Frequently Asked Questions (FAQs)

Why do we need Pharmacovigilance if a drug already passed 3 phases of rigorous Clinical Trials?

Phase 3 clinical trials only test a drug on about 3,000 highly selected, relatively healthy patients over a period of 1 to 2 years. They are excellent at finding common side effects (e.g., headache occurring in 1/10 patients). However, if an Adverse Drug Reaction (ADR) causes fatal liver failure, but is extremely rare (occurring in 1 in 100,000 patients), the clinical trial is mathematically too small to ever detect it. Pharmacovigilance is the continuous Post-Marketing Surveillance required to catch these rare, delayed, or bizarre ADRs once the drug hits millions of real-world patients.

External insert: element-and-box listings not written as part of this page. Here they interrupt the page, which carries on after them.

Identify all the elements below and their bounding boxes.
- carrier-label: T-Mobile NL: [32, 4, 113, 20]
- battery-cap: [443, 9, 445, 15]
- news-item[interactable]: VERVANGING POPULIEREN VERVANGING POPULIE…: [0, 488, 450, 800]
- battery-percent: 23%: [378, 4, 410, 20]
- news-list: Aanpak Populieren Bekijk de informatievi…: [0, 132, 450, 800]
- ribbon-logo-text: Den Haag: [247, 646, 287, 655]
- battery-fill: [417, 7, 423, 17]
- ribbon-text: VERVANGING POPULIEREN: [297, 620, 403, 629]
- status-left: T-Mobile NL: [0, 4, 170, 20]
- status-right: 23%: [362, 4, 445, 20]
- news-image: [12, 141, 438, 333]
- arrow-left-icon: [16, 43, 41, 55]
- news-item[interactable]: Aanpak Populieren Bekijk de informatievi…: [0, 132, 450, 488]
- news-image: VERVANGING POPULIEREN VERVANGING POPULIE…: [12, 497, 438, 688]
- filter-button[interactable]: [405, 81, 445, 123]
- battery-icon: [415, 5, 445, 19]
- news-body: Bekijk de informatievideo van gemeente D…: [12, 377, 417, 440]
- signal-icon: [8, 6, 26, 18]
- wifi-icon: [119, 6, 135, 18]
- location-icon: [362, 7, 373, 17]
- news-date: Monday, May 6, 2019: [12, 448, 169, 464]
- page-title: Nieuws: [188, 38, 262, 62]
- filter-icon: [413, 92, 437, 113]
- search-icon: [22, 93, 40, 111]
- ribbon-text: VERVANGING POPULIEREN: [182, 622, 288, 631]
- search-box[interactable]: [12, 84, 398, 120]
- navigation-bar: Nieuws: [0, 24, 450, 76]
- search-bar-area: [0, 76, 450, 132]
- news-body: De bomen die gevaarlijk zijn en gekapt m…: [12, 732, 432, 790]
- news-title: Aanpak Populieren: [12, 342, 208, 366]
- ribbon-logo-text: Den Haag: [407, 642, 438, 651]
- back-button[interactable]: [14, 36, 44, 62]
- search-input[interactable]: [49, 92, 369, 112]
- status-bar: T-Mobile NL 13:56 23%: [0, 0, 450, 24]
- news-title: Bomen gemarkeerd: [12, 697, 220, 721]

What exactly is ‘Causality Assessment’?

If a patient takes Paracetamol and then immediately suffers a heart attack, did the drug CAUSE the heart attack, or was it just a coincidence? Causality assessment is the strict scientific method (using validated questionnaires and algorithms) used by drug safety scientists to determine the statistical probability that the drug actually precipitated the adverse medical event, grading it as ‘Certain’, ‘Probable’, ‘Possible’, or ‘Unlikely’.

What is an ‘AEFI’ in vaccine safety monitoring?

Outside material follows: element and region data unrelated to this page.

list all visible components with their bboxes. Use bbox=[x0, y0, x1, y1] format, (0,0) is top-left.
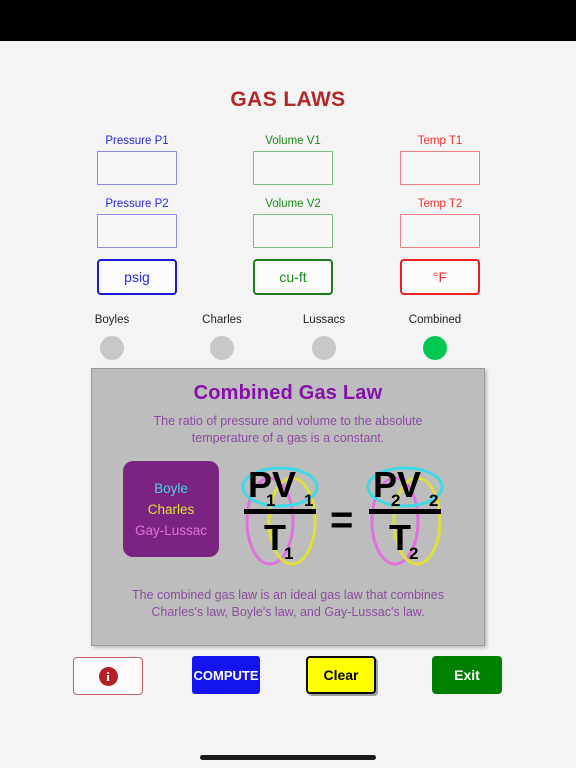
pressure-p1-field-wrap bbox=[57, 151, 217, 185]
formula-equals: = bbox=[330, 498, 353, 542]
radio-charles-label: Charles bbox=[202, 314, 242, 326]
radio-boyles[interactable]: Boyles bbox=[57, 313, 167, 360]
law-info-panel: Combined Gas Law The ratio of pressure a… bbox=[91, 368, 485, 646]
formula-right-num-sub2: 2 bbox=[429, 491, 438, 510]
temp-t2-field-wrap bbox=[360, 214, 520, 248]
law-legend-box: Boyle Charles Gay-Lussac bbox=[123, 461, 219, 557]
volume-v2-input[interactable] bbox=[253, 214, 333, 248]
radio-boyles-dot[interactable] bbox=[100, 336, 124, 360]
clear-button[interactable]: Clear bbox=[306, 656, 376, 694]
law-subtitle: The ratio of pressure and volume to the … bbox=[153, 414, 423, 445]
temp-t1-field-wrap bbox=[360, 151, 520, 185]
formula-svg: PV 1 1 T 1 = PV 2 2 T 2 bbox=[241, 464, 444, 566]
pressure-p1-input[interactable] bbox=[97, 151, 177, 185]
formula-right-den-sub: 2 bbox=[409, 544, 418, 563]
pressure-unit-button[interactable]: psig bbox=[97, 259, 177, 295]
pressure-p1-label: Pressure P1 bbox=[105, 135, 169, 147]
volume-unit-button[interactable]: cu-ft bbox=[253, 259, 333, 295]
volume-unit-wrap: cu-ft bbox=[213, 259, 373, 295]
formula-left-denominator: T bbox=[264, 517, 286, 558]
info-button[interactable]: i bbox=[73, 657, 143, 695]
radio-combined-dot[interactable] bbox=[423, 336, 447, 360]
radio-lussacs[interactable]: Lussacs bbox=[269, 313, 379, 360]
temp-t1-label: Temp T1 bbox=[417, 135, 463, 147]
action-button-row: i COMPUTE Clear Exit bbox=[0, 656, 576, 702]
law-heading: Combined Gas Law bbox=[193, 382, 383, 404]
legend-boyle: Boyle bbox=[154, 480, 188, 496]
temp-t1-input[interactable] bbox=[400, 151, 480, 185]
radio-charles[interactable]: Charles bbox=[167, 313, 277, 360]
radio-lussacs-dot[interactable] bbox=[312, 336, 336, 360]
formula-left-num-sub2: 1 bbox=[304, 491, 313, 510]
radio-boyles-label: Boyles bbox=[94, 314, 130, 326]
law-footer-text: The combined gas law is an ideal gas law… bbox=[132, 588, 444, 619]
formula-left-den-sub: 1 bbox=[284, 544, 293, 563]
volume-v1-field-wrap bbox=[213, 151, 373, 185]
compute-button[interactable]: COMPUTE bbox=[192, 656, 260, 694]
home-indicator[interactable] bbox=[200, 755, 376, 760]
temp-t2-input[interactable] bbox=[400, 214, 480, 248]
law-selector: Boyles Charles Lussacs Combined bbox=[0, 313, 576, 368]
formula-left-bar bbox=[244, 509, 316, 514]
page-title: GAS LAWS bbox=[230, 88, 346, 111]
volume-v1-label: Volume V1 bbox=[265, 135, 321, 147]
law-diagram: Boyle Charles Gay-Lussac PV 1 1 T 1 = PV… bbox=[92, 457, 484, 573]
formula-left-num-sub1: 1 bbox=[266, 491, 275, 510]
formula-right-denominator: T bbox=[389, 517, 411, 558]
pressure-unit-wrap: psig bbox=[57, 259, 217, 295]
temp-unit-button[interactable]: °F bbox=[400, 259, 480, 295]
pressure-p2-label: Pressure P2 bbox=[105, 198, 169, 210]
legend-gay-lussac: Gay-Lussac bbox=[134, 522, 208, 538]
info-icon: i bbox=[98, 666, 118, 686]
volume-v2-label: Volume V2 bbox=[265, 198, 321, 210]
pressure-p2-input[interactable] bbox=[97, 214, 177, 248]
radio-charles-dot[interactable] bbox=[210, 336, 234, 360]
formula-right-num-sub1: 2 bbox=[391, 491, 400, 510]
volume-v2-field-wrap bbox=[213, 214, 373, 248]
exit-button[interactable]: Exit bbox=[432, 656, 502, 694]
volume-v1-input[interactable] bbox=[253, 151, 333, 185]
legend-charles: Charles bbox=[147, 501, 195, 517]
pressure-p2-field-wrap bbox=[57, 214, 217, 248]
temp-t2-label: Temp T2 bbox=[417, 198, 463, 210]
radio-combined[interactable]: Combined bbox=[380, 313, 490, 360]
radio-combined-label: Combined bbox=[408, 314, 462, 326]
app-screen: GAS LAWS Pressure P1 Pressure P2 psig Vo… bbox=[0, 41, 576, 768]
status-bar bbox=[0, 0, 576, 41]
formula-right-bar bbox=[369, 509, 441, 514]
combined-gas-law-formula: PV 1 1 T 1 = PV 2 2 T 2 bbox=[222, 457, 472, 573]
radio-lussacs-label: Lussacs bbox=[302, 314, 346, 326]
temp-unit-wrap: °F bbox=[360, 259, 520, 295]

AEFI stands for ‘Adverse Event Following Immunization’. It is any untoward medical occurrence which follows immunization and which does NOT necessarily have a causal relationship with the usage of the vaccine. It could be a genuine reaction to the vaccine ingredient, an anxiety-cluster fainting response to the needle (Immunization anxiety-related reaction), or a completely coincidental fever that happened to begin on the same day the child got the shot.